Hepatoma cells adapted to proliferate under normally lethal hyperthermic stress conditions show rapid decay of thermoresistance and heat shock protein synthesis when returned to 37 degrees C.

H35 hepatoma cultures were adapted to sustained growth at 41.3 degrees C. In these variant cells the 'basic' levels of various heat shock proteins (hsps), especially those of hsp60, 70 and 100, are significantly raised. These cells exhibit a thermoresistance comparable with the induced thermotolerance in normal hepatoma cells heat shocked at 42.5 degrees C for 30 min.
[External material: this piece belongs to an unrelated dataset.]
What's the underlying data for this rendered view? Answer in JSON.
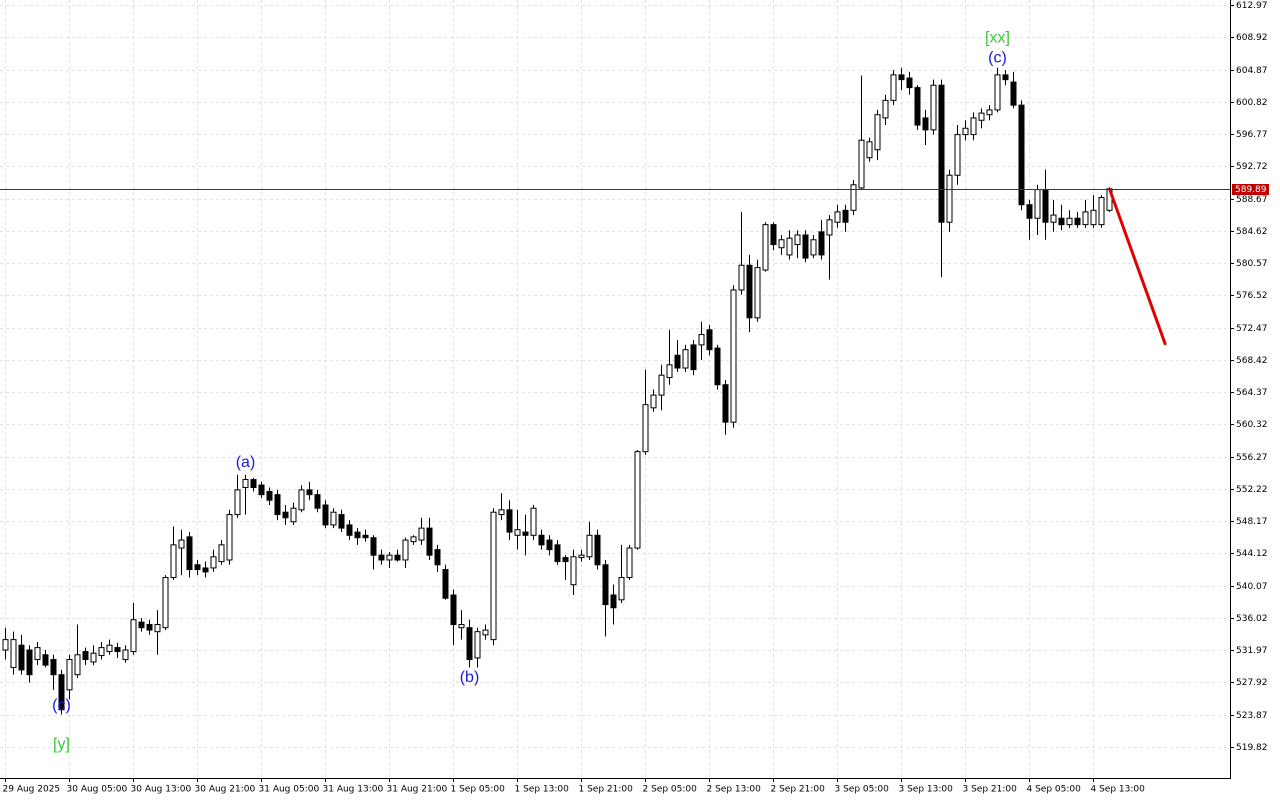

However, this resistance of variant cells shows a rapid, exponential decay with a half-time of 2.2 h when the temperature is lowered to 37 degrees C, with a concomitant decrease of the synthesis of hsp60 and 70. Heat shock experiments with variant cells grown at 41.3 degrees C lead to increased thermoresistance and synthesis of hsps when further incubation was performed at the original temperature but not at 37 degrees C. In the latter case, only a 3-h delay in the onset of decay of thermoresistance is observed. However, when the variant cells were incubated at 37 degrees C prior to heat stress normal induction of thermoresistance and hsp synthesis return inversely proportional to the progression of thermoresistance decay. Thermoresistant cells thus seem to be valuable tools in the study of the down-regulation of thermoresistance as well as of hsp synthesis.